Es difícil hacerse un hueco en este mundo mostrando tu jardín, y solo unos pocos lo consiguen. Hace falta ciencia, pero también poesía, y la generosidad de abrir las puertas a tu mundo privado de peonías, lavandas, romeros, álamos y tilos. Lo privado es confortable y sin embargo sus límites son tan estrechos, tan breves, que apenas hace una muesca en la historia: las grandes obras sobrevuelan por encima de las generaciones. Con frecuencia el jardinero no tiene tiempo de ver la sombra profunda de los árboles que plantó, ni el juego de color que las estaciones deslizan sobre las especies que esparció en la tierra. “Hijo, todo esto que ves un día será tuyo”, es más un deseo que una sentencia, porque poco o nada de lo nuestro trasciende. Hasta el mejor de los libros de nuestra biblioteca tiene pasaporte seguro al contenedor azul. Solo un nuevo lector es su legítimo heredero y puede rescatarlo. Si te gusta, si lo aprecias, si ves el brillo bajo el polvo, llévatelo, esa era la invitación.

 

lunes, 15 de julio de 2024

Viajar no es caro

Viajar no es caro, lo caro es dormir. Phileas Fogg necesitó toda su fortuna y 79 días para encontrar los medios de transporte más insólitos para dar la vuelta al mundo. Hoy, si no eres exigente con las fechas, por no mucho dinero puedes enlazar tres o cuatro vuelos y bordear el meridiano. Pero si además pretendes pegar una cabezada y darte una ducha, el plan se encarece mucho. Este verano, los jóvenes pueden ir en autobús a Santander por un euro y en tren a Barcelona por treinta. Algunos van y vienen en el mismo día, y otros confían encontrar donde sestear un rato, aunque sea a la intemperie. Viajar es un chollo, sí, a condición de que permanezcas despierto y en vertical, como el estilita en la columna. Lo cierto es que cuando vemos fotos de los viajes de otros no nos preguntamos si duermen en colchón viscoelástico, o si había un váter cerca ­-otro dato que pasa desapercibido, el decreciente número de inodoros por cabeza de turista-, aunque esa información sea relevante, muy relevante, para el bienestar el viajero.

Todavía ahora, avanzado julio, en hojas fotocopiadas fijadas con celofán en los numerosos locales vacíos de la ciudad hay ofertas de última hora de viajes.
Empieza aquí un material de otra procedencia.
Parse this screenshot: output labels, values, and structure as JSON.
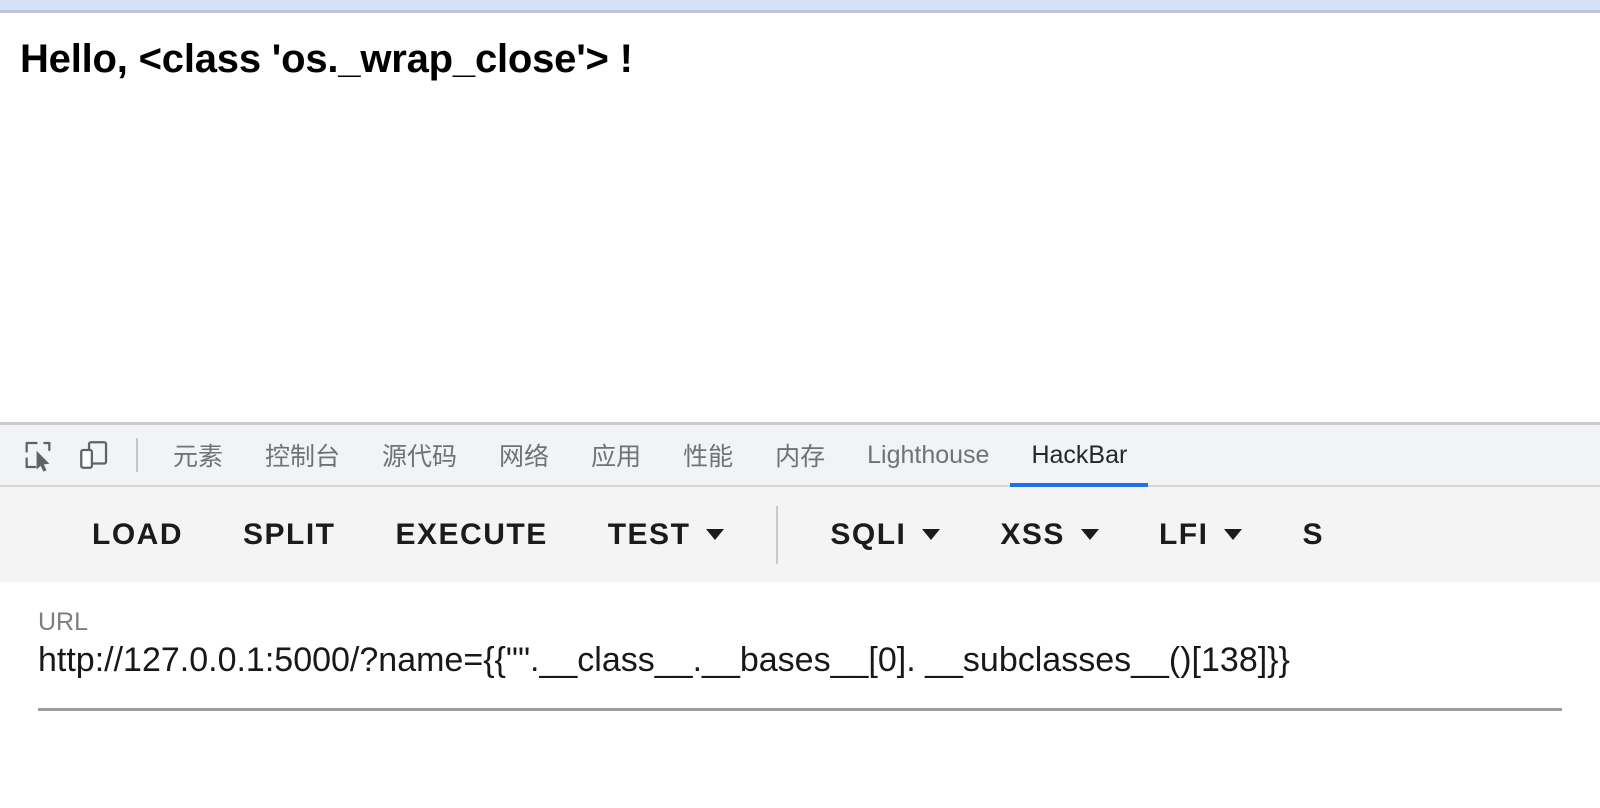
{
  "browser": {
    "top_strip_color": "#d5e2f5"
  },
  "page": {
    "heading": "Hello, <class 'os._wrap_close'> !"
  },
  "devtools": {
    "icons": [
      {
        "name": "inspect-element-icon",
        "label": "Inspect element"
      },
      {
        "name": "device-toolbar-icon",
        "label": "Toggle device toolbar"
      }
    ],
    "tabs": [
      {
        "label": "元素",
        "active": false
      },
      {
        "label": "控制台",
        "active": false
      },
      {
        "label": "源代码",
        "active": false
      },
      {
        "label": "网络",
        "active": false
      },
      {
        "label": "应用",
        "active": false
      },
      {
        "label": "性能",
        "active": false
      },
      {
        "label": "内存",
        "active": false
      },
      {
        "label": "Lighthouse",
        "active": false
      },
      {
        "label": "HackBar",
        "active": true
      }
    ],
    "active_tab": "HackBar",
    "active_tab_color": "#1a73e8"
  },
  "hackbar": {
    "buttons": [
      {
        "label": "LOAD",
        "dropdown": false
      },
      {
        "label": "SPLIT",
        "dropdown": false
      },
      {
        "label": "EXECUTE",
        "dropdown": false
      },
      {
        "label": "TEST",
        "dropdown": true
      },
      {
        "label": "SQLI",
        "dropdown": true
      },
      {
        "label": "XSS",
        "dropdown": true
      },
      {
        "label": "LFI",
        "dropdown": true
      },
      {
        "label": "S",
        "dropdown": false
      }
    ],
    "url": {
      "label": "URL",
      "value": "http://127.0.0.1:5000/?name={{\"\".__class__.__bases__[0]. __subclasses__()[138]}}"
    }
  }
}
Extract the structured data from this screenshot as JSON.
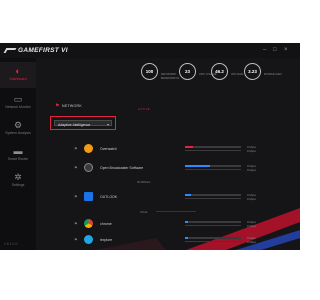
{
  "window": {
    "title": "GAMEFIRST VI"
  },
  "window_controls": {
    "minimize": "–",
    "maximize": "□",
    "close": "×"
  },
  "sidebar": {
    "items": [
      {
        "label": "Dashboard",
        "icon": "dashboard-icon",
        "glyph": "◐",
        "active": true
      },
      {
        "label": "Network Monitor",
        "icon": "monitor-icon",
        "glyph": "▭",
        "active": false
      },
      {
        "label": "System Analysis",
        "icon": "analysis-icon",
        "glyph": "⚙",
        "active": false
      },
      {
        "label": "Smart Router",
        "icon": "router-icon",
        "glyph": "▬",
        "active": false
      },
      {
        "label": "Settings",
        "icon": "settings-icon",
        "glyph": "✲",
        "active": false
      }
    ],
    "version": "v 6.1.0.0"
  },
  "stats": [
    {
      "value": "100",
      "label": "NETWORK BANDWIDTH"
    },
    {
      "value": "23",
      "label": "CPU USAGE"
    },
    {
      "value": "46.2",
      "label": "UPLOAD"
    },
    {
      "value": "3.23",
      "label": "DOWNLOAD"
    }
  ],
  "network": {
    "title": "NETWORK",
    "mode_value": "Adaptive Intelligence",
    "caret": "▾"
  },
  "groups": [
    {
      "label": "ACTIVE"
    },
    {
      "label": "NORMAL"
    },
    {
      "label": "IDLE"
    }
  ],
  "apps": [
    {
      "name": "Overwatch",
      "priority": "⚑",
      "icon_color": "#f39c12",
      "up": "0 kbps",
      "down": "0 kbps",
      "fill_color": "#e2253e",
      "fill": 0.15
    },
    {
      "name": "Open Broadcaster Software",
      "priority": "⚑",
      "icon_color": "#3a3a3a",
      "up": "0 kbps",
      "down": "0 kbps",
      "fill_color": "#2e8bff",
      "fill": 0.45
    },
    {
      "name": "OUTLOOK",
      "priority": "⚑",
      "icon_color": "#1a73e8",
      "up": "0 kbps",
      "down": "0 kbps",
      "fill_color": "#2e8bff",
      "fill": 0.1
    },
    {
      "name": "chrome",
      "priority": "⚑",
      "icon_color": "#3cba54",
      "up": "0 kbps",
      "down": "0 kbps",
      "fill_color": "#2e8bff",
      "fill": 0.05
    },
    {
      "name": "iexplore",
      "priority": "⚑",
      "icon_color": "#1ea7e6",
      "up": "0 kbps",
      "down": "0 kbps",
      "fill_color": "#2e8bff",
      "fill": 0.05
    }
  ]
}
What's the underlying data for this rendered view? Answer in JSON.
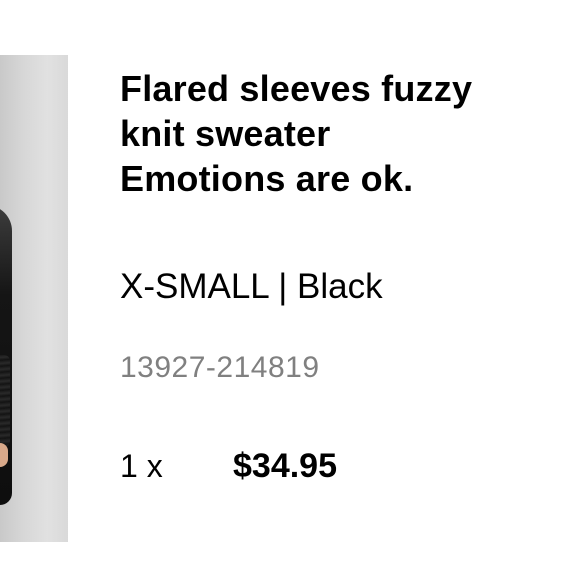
{
  "product": {
    "title_lines": [
      "Flared sleeves fuzzy",
      "knit sweater",
      "Emotions are ok."
    ],
    "size": "X-SMALL",
    "separator": "|",
    "color": "Black",
    "sku": "13927-214819",
    "quantity": "1 x",
    "price": "$34.95"
  },
  "icons": {
    "thumbnail": "product-photo"
  }
}
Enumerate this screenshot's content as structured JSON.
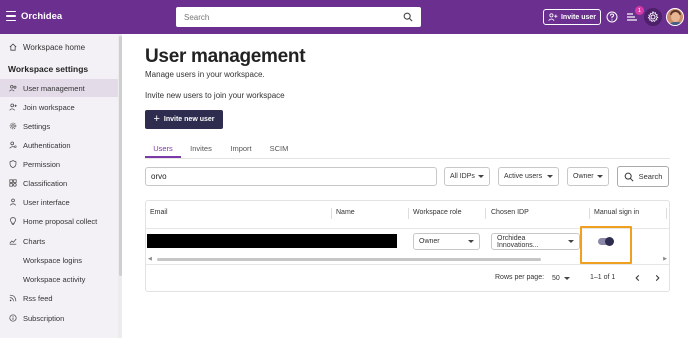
{
  "app": {
    "title": "Orchidea"
  },
  "topbar": {
    "search_placeholder": "Search",
    "invite_label": "Invite user",
    "notification_count": "1"
  },
  "sidebar": {
    "workspace_home": "Workspace home",
    "section_title": "Workspace settings",
    "items": [
      {
        "label": "User management",
        "icon": "users-cog-icon",
        "active": true
      },
      {
        "label": "Join workspace",
        "icon": "person-add-icon"
      },
      {
        "label": "Settings",
        "icon": "gear-icon"
      },
      {
        "label": "Authentication",
        "icon": "key-person-icon"
      },
      {
        "label": "Permission",
        "icon": "shield-icon"
      },
      {
        "label": "Classification",
        "icon": "category-icon"
      },
      {
        "label": "User interface",
        "icon": "user-interface-icon"
      },
      {
        "label": "Home proposal collect",
        "icon": "lightbulb-icon"
      },
      {
        "label": "Charts",
        "icon": "chart-icon"
      },
      {
        "label": "Workspace logins",
        "icon": ""
      },
      {
        "label": "Workspace activity",
        "icon": ""
      },
      {
        "label": "Rss feed",
        "icon": "rss-icon"
      },
      {
        "label": "Subscription",
        "icon": "info-icon"
      }
    ]
  },
  "main": {
    "title": "User management",
    "subtitle": "Manage users in your workspace.",
    "invite_text": "Invite new users to join your workspace",
    "invite_button": "Invite new user",
    "tabs": [
      "Users",
      "Invites",
      "Import",
      "SCIM"
    ],
    "active_tab": "Users"
  },
  "filters": {
    "search_value": "orvo",
    "idp": "All IDPs",
    "status": "Active users",
    "role": "Owner",
    "search_button": "Search"
  },
  "table": {
    "columns": [
      "Email",
      "Name",
      "Workspace role",
      "Chosen IDP",
      "Manual sign in"
    ],
    "rows": [
      {
        "email": "",
        "name": "",
        "role": "Owner",
        "idp": "Orchidea Innovations...",
        "manual_sign_in": true
      }
    ],
    "rows_per_page_label": "Rows per page:",
    "rows_per_page": "50",
    "range": "1–1 of 1"
  },
  "colors": {
    "brand": "#6b2f8f",
    "primary_button": "#2e2d4f",
    "highlight": "#f0a020",
    "tab_active": "#7b3aa8"
  }
}
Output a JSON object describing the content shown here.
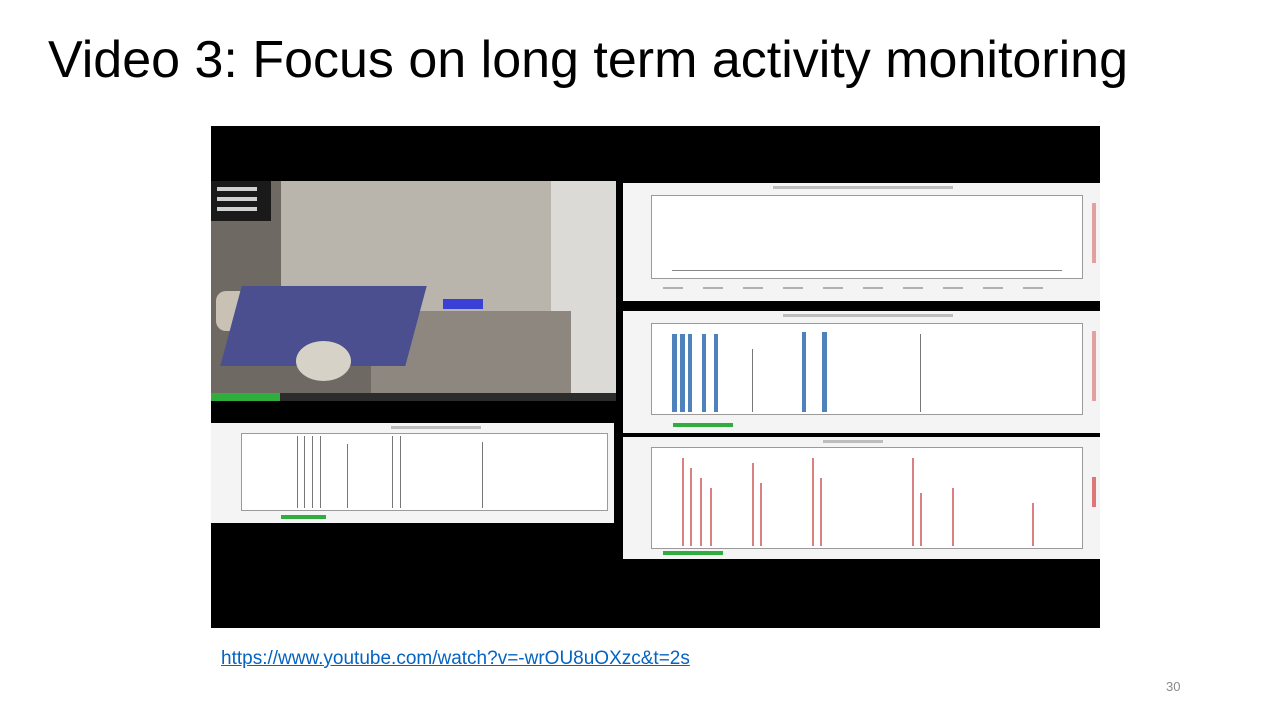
{
  "slide": {
    "title": "Video 3: Focus on long term activity monitoring",
    "link": "https://www.youtube.com/watch?v=-wrOU8uOXzc&t=2s",
    "page_number": "30"
  },
  "video": {
    "playback_progress": 0.17
  },
  "colors": {
    "link": "#0563c1",
    "bar": "#4f81bd",
    "progress": "#2fae3d",
    "spike": "#d98080"
  }
}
Si dispones de un pequeño presupuesto puedes elegir un bus playero para pasar el día en el Cantábrico, desde Gijón a Hondarribia. Si sumas unos euros más, dos días y una noche en Teruel y Albarracín. Con tres días y dos noches puedes disfrutar de una playa gallega. En septiembre, con algo más de 300 euros, optas a circuito de cinco días y cuatro noches, sea en Oporto o en Extremadura, porque al final la distancia no encarece tanto como la solución habitacional. Los hoteles ya no quieren ser de dos estrellas, sino de cuatro, así que las soluciones habitacionales han crecido como champiñones. Una solución no es exactamente una vivienda, es decir, el “lugar cerrado y cubierto por un techo construido para ser habitado” que recoge el diccionario. Por ejemplo, puede ser una caravana, que antes tenía matrícula alemana y transportaba a parejas de jubilados molones. Los aparcamientos de roulottes en las ciudades están repletos, y, al paso que va el ladrillo, no tardando mucho nos encontraremos con poblados de caravanas permanentes, como los de las películas americanas. Allí coincidirán los turistas con los que vendrán a trabajar en la hostelería para atender justo a sus vecinos de caravana, eso es totalmente posible.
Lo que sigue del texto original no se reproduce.